Whether it’s because you’re just set on maxing out one of your spirits or you simply like bonding with the little critters through the minigames in their menu, you’re going to spending a bit of time messing around with Spirits. Dream Drop Distance seems to be tacitly implying that you should replay the sleeping worlds again, though, because it takes a bit of effort to build up a single Spirits’ stats and you may need to find more items to unlock the minigames or treats to feed them. Also, your Spirits aren’t always the most dependable critters–in a couple of instances, their AI has caused them to hang back during a battle, leaving me hanging during the big fights.
You might also enjoy the Flick Rush arena, a 3v3 card battle game where you can pit three of your Spirits against three controlled by the CPU for medals which can be redeemed for abilities, items, Spirit recipes, and all the like. It’s a fun enough diversion from the main game, but you have to travel all the way back to Traverse Town to participate.
Dream Drop Distance has a real “problem system” though, with the way it has you assigning spells and potions. Because the combat is real time, some designer struck on the idea of being able to cycle through your list of pre-selected spells and potions using the D-pad. What this means in practice is that when you need your cure spell, you’re frantically attempting to run using the analog stick while navigating through the list of commands in real time. It’s an inelegant solution and one that’s lead to a few frustrated game overs for me during the campaign.
One other nagging issue is the animation cost to your characters’ actions which might see you attempting to use a spell or potion after coming out of an attack, but instead you’ll simply stand still with no reaction for about a quarter of half second (during which you could easily get killed).

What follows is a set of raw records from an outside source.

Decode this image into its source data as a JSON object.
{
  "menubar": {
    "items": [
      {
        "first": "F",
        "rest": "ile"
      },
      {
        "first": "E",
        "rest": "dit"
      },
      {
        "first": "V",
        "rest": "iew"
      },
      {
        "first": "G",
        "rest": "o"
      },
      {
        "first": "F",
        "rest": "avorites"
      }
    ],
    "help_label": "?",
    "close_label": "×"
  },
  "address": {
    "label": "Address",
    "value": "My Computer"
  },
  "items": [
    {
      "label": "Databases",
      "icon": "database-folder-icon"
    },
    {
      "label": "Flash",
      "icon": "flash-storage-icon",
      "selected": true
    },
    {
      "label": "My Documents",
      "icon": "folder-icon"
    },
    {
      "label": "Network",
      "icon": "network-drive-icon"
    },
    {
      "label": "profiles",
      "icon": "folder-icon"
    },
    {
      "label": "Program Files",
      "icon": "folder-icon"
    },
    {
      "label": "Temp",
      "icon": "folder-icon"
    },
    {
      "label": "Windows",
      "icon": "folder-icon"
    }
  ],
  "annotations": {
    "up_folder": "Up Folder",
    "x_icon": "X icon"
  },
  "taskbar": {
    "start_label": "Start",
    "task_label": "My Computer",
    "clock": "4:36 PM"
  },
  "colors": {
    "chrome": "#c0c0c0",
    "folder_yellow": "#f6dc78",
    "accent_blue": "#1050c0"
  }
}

And the camera: it’s just the worst. Given the small size of the 3DS screen, there’s not a lot of real estate for Sora/Riku, their Spirits, and one of the game’s huge bosses, meaning that when you’ve locked on to your enemy, the view is just as likely to whip around behind the baddie as you lose sight of your character. And if you don’t lock on to an enemy, it’s often tough to track whether your attacks are landing, so it’s something of a lose-lose.
I’ve already mentioned how unapproachable the story is, but what feels especially unsatisfying is how partitioned off the Disney characters feel here. All the way back in the first game, Donald and Goofy were your comrades in combat–now, your only interaction with the staple of characters is during cutscenes and three boss fights with Disney villains. Also, while the characters from The World Ends With You makes me wish we got a sequel to that game, it underlines that the Square Enix staple is likewise underrepresented here.
It makes sense given that Dream Drop Distance has seemed to move on from simply being a Square/Disney mashup but I couldn’t help but feel dissatisfied.
Dream Drop Distance is a better than mixed bag experience and if you want to look past the very bad camera and clunkiness of the spell/item selection system there’s some well thought out combat along with a few very clever combat setpieces. More than anything, it feels like a solid first draft of great ideas for the next handheld game in the series.
Kingdom Hearts 3D: Dream Drop Distance is available now on the 3DS.